The data-acquisition and data-analysis protocols are too complex to just check the code, scripts or parameters. It is not just difficult to check the code or parameters by eye, it is impossible.
If the scanner ran correctly yesterday, it doesn't mean it will do so forever. Scanners, hardware, software have limited lifetime. So the question is not whether it will break down but when.
Thus QA must be performed:
- After every data-acquisition: Typically QA will take 5-30 minutes. If you have done a few subjects, you are able to judge whether something is unusual for the next few subjects.
- After every analysis step: When automatic algorithms fail, they tend to fail spectacularly, making it easy to notice. Don't assume that when it has correctly run once it will do so forever. Most softwares allow to quickly visualise the results, or automatically ouput some images to check.
- When you observe an unexpected or unusual result. It may be true or it may be a result of something that has gone wrong during the analysis. Don't immediately assume it is a true result and not an artefact.
Who?
You need to check the quality yourself. We check things too but cannot check every sequence, session, participant or patient every time.
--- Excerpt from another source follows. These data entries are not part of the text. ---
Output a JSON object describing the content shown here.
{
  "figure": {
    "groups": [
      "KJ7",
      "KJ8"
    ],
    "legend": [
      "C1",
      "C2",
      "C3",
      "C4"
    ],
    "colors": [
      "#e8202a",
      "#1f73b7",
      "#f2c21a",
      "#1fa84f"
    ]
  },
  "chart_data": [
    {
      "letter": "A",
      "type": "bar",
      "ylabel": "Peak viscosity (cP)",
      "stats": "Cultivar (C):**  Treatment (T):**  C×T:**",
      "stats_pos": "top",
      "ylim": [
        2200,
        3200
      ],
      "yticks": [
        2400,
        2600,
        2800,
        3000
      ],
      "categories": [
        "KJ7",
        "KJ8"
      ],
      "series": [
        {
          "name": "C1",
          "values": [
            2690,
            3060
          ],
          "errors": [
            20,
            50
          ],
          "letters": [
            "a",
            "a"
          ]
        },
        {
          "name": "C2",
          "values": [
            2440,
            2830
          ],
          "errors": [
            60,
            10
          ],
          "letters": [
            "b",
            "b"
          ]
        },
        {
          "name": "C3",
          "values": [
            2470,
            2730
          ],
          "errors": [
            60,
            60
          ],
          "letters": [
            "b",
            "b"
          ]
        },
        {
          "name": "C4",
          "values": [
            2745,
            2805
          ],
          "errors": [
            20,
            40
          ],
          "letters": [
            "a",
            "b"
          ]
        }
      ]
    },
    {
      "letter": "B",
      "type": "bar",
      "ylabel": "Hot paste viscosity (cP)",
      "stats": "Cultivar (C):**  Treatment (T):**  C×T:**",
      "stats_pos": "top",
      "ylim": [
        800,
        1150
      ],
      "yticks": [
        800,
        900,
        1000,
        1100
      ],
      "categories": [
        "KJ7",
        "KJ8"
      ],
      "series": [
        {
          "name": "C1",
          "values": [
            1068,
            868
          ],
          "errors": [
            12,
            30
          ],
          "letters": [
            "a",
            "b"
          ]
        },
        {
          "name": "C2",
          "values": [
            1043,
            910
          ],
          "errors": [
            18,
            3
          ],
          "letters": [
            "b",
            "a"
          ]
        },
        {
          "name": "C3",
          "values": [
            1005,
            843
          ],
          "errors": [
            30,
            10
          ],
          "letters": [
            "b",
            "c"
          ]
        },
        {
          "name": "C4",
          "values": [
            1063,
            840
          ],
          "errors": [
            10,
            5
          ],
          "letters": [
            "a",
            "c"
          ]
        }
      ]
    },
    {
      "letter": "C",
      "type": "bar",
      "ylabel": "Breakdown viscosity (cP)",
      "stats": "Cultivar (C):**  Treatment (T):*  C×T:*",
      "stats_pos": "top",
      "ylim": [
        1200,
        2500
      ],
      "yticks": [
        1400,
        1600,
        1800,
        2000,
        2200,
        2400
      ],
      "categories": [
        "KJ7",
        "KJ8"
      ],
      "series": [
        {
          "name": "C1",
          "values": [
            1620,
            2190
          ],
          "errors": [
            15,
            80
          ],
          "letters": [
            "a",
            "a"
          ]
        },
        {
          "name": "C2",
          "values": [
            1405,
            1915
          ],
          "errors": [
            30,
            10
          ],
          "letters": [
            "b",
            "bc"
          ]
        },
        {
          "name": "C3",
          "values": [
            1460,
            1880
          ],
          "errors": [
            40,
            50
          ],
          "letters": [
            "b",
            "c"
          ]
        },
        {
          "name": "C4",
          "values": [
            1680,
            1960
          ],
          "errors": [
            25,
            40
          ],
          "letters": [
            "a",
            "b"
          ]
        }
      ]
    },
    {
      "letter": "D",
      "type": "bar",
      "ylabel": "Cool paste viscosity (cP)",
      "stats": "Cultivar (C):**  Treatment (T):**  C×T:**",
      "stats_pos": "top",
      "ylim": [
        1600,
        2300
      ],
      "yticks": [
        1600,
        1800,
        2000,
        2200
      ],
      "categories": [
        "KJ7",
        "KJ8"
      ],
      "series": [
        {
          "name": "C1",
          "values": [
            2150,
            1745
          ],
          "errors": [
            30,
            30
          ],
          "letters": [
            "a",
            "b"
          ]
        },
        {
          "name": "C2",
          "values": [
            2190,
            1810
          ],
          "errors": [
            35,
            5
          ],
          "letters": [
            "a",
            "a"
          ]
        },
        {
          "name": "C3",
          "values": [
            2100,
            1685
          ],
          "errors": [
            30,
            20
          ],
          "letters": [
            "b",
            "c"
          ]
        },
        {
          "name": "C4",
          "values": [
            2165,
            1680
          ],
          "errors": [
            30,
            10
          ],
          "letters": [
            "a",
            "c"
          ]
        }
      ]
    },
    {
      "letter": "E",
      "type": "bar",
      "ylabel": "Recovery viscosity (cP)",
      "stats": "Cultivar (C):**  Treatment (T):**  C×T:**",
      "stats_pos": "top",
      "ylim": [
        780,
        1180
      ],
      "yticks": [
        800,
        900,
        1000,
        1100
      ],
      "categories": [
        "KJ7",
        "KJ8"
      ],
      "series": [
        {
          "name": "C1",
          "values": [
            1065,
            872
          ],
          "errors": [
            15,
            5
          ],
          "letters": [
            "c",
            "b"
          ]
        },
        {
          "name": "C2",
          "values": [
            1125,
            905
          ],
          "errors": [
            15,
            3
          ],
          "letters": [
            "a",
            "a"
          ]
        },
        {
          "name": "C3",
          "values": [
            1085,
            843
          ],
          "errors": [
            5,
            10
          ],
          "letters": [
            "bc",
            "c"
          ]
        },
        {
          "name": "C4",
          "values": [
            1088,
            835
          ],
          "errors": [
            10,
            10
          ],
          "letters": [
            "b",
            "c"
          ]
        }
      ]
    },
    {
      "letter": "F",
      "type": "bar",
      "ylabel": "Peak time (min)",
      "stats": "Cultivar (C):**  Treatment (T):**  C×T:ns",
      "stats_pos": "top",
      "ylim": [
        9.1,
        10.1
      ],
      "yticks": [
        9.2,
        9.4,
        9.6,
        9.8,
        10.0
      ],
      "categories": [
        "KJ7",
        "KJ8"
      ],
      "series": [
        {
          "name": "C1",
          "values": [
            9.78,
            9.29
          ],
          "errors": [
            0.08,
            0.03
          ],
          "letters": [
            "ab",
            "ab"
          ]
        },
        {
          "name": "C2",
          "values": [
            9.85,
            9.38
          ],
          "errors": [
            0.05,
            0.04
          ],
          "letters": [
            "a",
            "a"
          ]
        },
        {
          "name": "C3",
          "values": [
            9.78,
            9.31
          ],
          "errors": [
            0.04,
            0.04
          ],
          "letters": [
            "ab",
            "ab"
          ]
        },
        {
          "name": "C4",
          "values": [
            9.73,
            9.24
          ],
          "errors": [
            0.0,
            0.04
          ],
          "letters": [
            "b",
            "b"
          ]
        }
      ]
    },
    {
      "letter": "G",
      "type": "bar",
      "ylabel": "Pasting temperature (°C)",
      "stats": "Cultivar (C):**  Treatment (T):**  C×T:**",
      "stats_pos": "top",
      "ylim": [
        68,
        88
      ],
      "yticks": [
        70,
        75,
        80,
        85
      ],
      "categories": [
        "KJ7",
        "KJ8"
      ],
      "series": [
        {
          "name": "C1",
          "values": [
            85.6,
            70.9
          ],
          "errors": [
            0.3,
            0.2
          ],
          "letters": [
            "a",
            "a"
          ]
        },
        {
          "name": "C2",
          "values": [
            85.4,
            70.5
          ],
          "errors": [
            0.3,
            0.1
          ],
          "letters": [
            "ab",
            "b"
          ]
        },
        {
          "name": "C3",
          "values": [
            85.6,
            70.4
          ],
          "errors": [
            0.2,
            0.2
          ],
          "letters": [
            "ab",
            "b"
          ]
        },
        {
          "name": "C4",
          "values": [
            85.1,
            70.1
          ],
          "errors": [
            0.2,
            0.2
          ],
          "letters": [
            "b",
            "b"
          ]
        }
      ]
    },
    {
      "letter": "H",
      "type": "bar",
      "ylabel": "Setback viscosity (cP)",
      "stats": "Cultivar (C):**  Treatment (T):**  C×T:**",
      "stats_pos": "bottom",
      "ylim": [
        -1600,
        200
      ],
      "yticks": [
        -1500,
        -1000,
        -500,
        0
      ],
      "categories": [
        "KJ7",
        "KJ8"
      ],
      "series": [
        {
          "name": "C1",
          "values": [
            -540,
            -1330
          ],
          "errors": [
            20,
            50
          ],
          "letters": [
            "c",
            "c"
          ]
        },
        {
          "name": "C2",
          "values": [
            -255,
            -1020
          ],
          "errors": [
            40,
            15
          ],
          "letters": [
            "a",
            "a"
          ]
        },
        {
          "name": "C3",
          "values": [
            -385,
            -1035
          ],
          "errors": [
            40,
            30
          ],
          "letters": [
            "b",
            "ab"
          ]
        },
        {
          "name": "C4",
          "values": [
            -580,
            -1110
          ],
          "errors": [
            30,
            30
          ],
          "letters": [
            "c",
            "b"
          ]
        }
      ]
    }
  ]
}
There are many ways to check the quality. Several automatic programs exist. But the best way is to visualise the data and use your common sense. If it fails, it typically fails spectacularly. Brains that do not look like brains any more, signal dropouts in certain regions, etc.
We are happy to help. If you have any concerns, please contact us.
2. See point 1
Please reread our first recommendation. It's no joke.
- Sounds simple but we know of studies, that have collected data from 30 to 60 or more participants only to find out the data-collection was wrong or contained artifacts. The data turned out to be useless.
- In the literature there are several studies which turned out to be invalid after the analysis turned out to be incorrect, even major software packages that have made mistakes in their implementation of analyses. At some point, we will list some here. Invalid data-analyses can be corrected post hoc, but invalid publications are embarrassing to say the least.
Don't let it happen to you.
Certainly, you can wait with full analysis after you collected all participants, but check the quality after data-collection and after every analysis step.